When I left law school, I followed the path of least resistance. I went to work for a corporate law firm. I ended up on this path for a number of years.
Some of the work was mind-numbingly dull, like paginating thousands of documents. On the other hand, some of it was intellectually rigorous and fascinating. At other times, the work involved celebrities, sums of ridiculous amounts of money, and, as they say in the Speights ad, a box at Eden Park.
Of course, almost all of us were there because of our own privilege. I don’t think it is an unfair thing to say that we were generally unaware of that.
On the odd occasion, my work stepped away from acting for corporations and led me to being able to work for individuals. Whether it was a minor dispute, a defamation action, or a leaky building issue, I enjoyed using my skills to assist an individual at a difficult time for that person and could somehow alleviate that person’s concern, even if only in a small way.
So, and in an attempt to do more work at an interpersonal level, I decided to do something completely different. I went to work for refugees in North Africa in 2005.
From Auckland to Cairo. Sure. Easy. No worries…
When I got to Egypt, though, I instantly felt the relevance of the work I was doing. Providing free legal services to the asylum seeker and refugee population in Cairo was both tangible to the clients and to me. I remember straight away meeting an Ethiopian journalist who had undergone indescribable torture (with the scars to prove it), a Somali woman the victim of terrible sexual violence, and a young Sudanese man who had literally just fled the Janjaweed in Darfur. And that was just the beginning!
What struck me with each case as I continued to meet more refugees and hear increasingly terrible stories was a real sense of unfairness. Most of my clients simply had no recourse against their persecutors – they had no ability in their legal, social or political systems to challenge or confront the abuse. There was no option but to flee their country.
There was no justice.
In my mind, this is what the Refugee Convention provides. A sense of justice. Directly, the Refugee Convention is a human rights remedy – it is international law’s response to suffering human rights abuse in your home country and the legal remedy is one of protection.
But, on a more human level, it allows individuals to access some justice for being victims of persecution. Being a lawyer in this situation, seeing someone change from victim to survivor, is incredibly rewarding and empowering.
I don’t do refugee work because I am enamoured with the different countries and places I get to work in. I don’t do it because I meet clients and colleagues from all over the world with interesting backgrounds and dynamic experiences. I do it to redress injustice. To fight the unfairness that is unfortunately too evident and to use my skills to actually tip the scales of justice back in favour of the marginalised. And, I try to be aware of my privilege. To acknowledge that it is only through chance I was born into the family I was, and how that position of privilege has allowed me to do this work.
Currently, I am based in Hong Kong still working on refugee issues.

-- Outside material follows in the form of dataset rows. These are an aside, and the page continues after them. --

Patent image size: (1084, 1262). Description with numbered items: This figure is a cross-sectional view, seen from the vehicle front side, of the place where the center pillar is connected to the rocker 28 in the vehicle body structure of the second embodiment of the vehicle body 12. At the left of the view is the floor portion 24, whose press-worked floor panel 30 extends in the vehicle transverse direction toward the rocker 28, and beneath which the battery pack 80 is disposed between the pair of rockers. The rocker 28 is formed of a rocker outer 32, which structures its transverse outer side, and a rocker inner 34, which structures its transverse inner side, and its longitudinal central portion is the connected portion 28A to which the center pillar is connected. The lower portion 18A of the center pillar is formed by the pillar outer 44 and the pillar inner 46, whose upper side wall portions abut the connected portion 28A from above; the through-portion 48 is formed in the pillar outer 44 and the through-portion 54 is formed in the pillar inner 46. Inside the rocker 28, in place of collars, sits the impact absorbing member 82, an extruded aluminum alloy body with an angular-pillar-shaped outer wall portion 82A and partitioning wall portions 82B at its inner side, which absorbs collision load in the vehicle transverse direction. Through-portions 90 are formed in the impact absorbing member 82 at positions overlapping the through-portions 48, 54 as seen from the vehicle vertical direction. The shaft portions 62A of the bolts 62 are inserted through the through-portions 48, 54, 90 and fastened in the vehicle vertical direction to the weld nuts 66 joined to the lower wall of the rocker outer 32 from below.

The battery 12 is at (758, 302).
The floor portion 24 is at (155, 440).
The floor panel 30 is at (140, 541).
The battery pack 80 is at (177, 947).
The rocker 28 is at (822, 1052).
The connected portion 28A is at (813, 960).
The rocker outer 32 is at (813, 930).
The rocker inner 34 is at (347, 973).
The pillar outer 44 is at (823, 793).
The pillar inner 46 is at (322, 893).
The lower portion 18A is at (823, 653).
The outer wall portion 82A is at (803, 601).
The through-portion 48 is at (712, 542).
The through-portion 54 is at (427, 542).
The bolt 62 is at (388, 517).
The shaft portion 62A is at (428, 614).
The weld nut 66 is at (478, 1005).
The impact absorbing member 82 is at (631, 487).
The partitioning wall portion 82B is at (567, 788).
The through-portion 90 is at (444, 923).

Here too, injustice thrives. In this land of plenty, this monument to capitalism, refugees are forced to eat off HK$33 (NZ$5) a day. A flat white, meanwhile, costs HK$44.
But, then my mind wanders to Aotearoa. In our beautiful and plentiful country, injustice is also far too obvious. White privilege prevails, primarily in favour of one gender, with structural discrimination, the on-going impacts of colonialism, and we have had for almost thirty years this imposed and fundamentally flawed neo-liberal economic ideology. This ideology has, among other things, led to a precarious workforce where women clean our politicians’ excrement for what John Key would spend on buying a packet of golf tees next time he is at the Hills Golf Course in Queenstown.
But, I don’t see any evidence that this government cares about the unfairness people face right across New Zealand. I see no tangible steps towards addressing real issues of inequality. I see only facades at attempting to create a truly more diverse and environmentally sustainable economy across the regions, along with a constant and flagrant disregard for anything resembling democratic accountability.
So, I have decided this election is about fighting injustice. As a country, we need to embrace that. As Paul Krugman argues for the US, where is the new New Deal leading to more prosperity for more people? When will we once and for all refute this neo-liberal paradigm and again lead the world in progressive policy with egalitarianism at its core?
Well, as to my last question, 2014 sounds good to me.